# How much ground oatmeal should I ad to 5 lbs of soap?



## drdave46 (Feb 22, 2011)

I'm going to make my first batch of Oatmeal/Honey soap.  How much ground oatmeal should I add to the 5 Lb batch... thanks you guys/gals!!!

Dave


----------



## AmyW (Feb 22, 2011)

I think a lot of us use 1T PPO (per pound of oil). I use that amount but I use whole ground oat flour instead of grinding it myself. Using less or more coarse oatmeal might change how much you want to use.


----------



## krissy (Feb 22, 2011)

do you want it to be exfoliating? or just have the oatmeal in it? if you want to the oats with out the exfoliating, you can add baby oatmeal, it works really well.

also i agree about the 1T PPO.


----------



## drdave46 (Feb 22, 2011)

*Thank you*

Thanks for the input, I kinda figured 1t/PPO would be appropriate.  I want it to exfoliating... this should work.

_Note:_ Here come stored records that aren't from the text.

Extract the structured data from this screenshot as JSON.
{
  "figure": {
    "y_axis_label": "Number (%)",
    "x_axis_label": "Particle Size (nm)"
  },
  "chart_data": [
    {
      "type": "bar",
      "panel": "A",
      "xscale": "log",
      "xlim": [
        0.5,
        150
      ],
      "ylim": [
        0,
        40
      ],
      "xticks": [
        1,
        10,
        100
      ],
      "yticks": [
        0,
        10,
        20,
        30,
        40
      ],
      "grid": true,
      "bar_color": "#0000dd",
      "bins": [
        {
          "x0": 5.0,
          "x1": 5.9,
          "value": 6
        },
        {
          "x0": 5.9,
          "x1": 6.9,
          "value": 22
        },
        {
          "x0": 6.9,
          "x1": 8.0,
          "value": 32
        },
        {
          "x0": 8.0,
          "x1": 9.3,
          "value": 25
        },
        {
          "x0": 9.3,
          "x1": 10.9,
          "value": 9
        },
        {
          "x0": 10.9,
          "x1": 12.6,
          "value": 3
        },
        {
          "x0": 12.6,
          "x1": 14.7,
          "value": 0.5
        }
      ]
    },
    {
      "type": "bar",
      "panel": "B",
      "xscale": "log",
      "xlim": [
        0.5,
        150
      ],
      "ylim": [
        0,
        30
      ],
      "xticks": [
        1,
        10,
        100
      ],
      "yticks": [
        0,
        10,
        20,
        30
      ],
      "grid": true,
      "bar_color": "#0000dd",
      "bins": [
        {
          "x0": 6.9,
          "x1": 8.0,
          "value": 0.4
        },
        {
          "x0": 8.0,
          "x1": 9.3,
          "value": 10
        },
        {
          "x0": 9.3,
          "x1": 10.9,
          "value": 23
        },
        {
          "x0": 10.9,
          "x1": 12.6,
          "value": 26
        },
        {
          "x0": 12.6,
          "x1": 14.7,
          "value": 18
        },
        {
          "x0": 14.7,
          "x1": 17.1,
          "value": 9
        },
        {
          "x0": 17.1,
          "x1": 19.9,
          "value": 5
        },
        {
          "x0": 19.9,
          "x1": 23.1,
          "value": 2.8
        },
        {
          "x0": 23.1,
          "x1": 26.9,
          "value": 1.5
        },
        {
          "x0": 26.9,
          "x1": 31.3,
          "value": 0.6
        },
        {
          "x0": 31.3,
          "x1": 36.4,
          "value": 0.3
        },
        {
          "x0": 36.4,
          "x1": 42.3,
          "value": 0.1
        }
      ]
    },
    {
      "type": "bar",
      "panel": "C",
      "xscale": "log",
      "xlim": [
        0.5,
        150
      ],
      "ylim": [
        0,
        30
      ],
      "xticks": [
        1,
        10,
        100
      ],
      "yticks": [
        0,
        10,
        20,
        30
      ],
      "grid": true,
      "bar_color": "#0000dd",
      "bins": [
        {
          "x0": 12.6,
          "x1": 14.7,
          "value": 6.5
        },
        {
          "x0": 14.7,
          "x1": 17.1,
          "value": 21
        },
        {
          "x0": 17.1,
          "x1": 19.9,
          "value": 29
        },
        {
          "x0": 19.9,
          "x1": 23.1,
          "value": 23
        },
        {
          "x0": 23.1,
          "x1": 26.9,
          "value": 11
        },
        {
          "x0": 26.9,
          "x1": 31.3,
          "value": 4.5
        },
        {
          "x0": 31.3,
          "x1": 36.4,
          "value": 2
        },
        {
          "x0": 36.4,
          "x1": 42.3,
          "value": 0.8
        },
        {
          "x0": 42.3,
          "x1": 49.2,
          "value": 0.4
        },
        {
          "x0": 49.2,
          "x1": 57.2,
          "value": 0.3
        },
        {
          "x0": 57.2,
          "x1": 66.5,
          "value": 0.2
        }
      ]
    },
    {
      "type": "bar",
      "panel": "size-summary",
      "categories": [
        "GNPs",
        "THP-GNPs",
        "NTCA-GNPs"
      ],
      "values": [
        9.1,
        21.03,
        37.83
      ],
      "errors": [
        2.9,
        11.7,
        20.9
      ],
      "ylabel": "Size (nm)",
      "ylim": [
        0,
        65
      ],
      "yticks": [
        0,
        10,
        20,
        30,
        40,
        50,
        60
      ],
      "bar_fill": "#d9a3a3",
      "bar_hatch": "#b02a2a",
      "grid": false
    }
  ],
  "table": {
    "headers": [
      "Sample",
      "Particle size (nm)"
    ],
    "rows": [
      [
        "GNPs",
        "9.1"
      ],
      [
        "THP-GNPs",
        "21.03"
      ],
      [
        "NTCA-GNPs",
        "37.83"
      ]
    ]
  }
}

Good soapmaking everyone... enjoy, I do.
dave


----------



## AmyW (Feb 22, 2011)

Dave, I just want to clarify since you typed a lowercase t (possibly for teaspoon), our T is referring to a full tablespoon =) If you aren't sure what you'll like more, you might try a 2 lb batch, split in half at trace and add 1T to one, 1t to the other. After a week, it should be cured enough to test both on your hands to see which "scrubby" you like more.


----------



## JackiK (Feb 22, 2011)

I used a quarter cup in a three pound batch and it turned out great.  I ground it in my coffee grinder first.


----------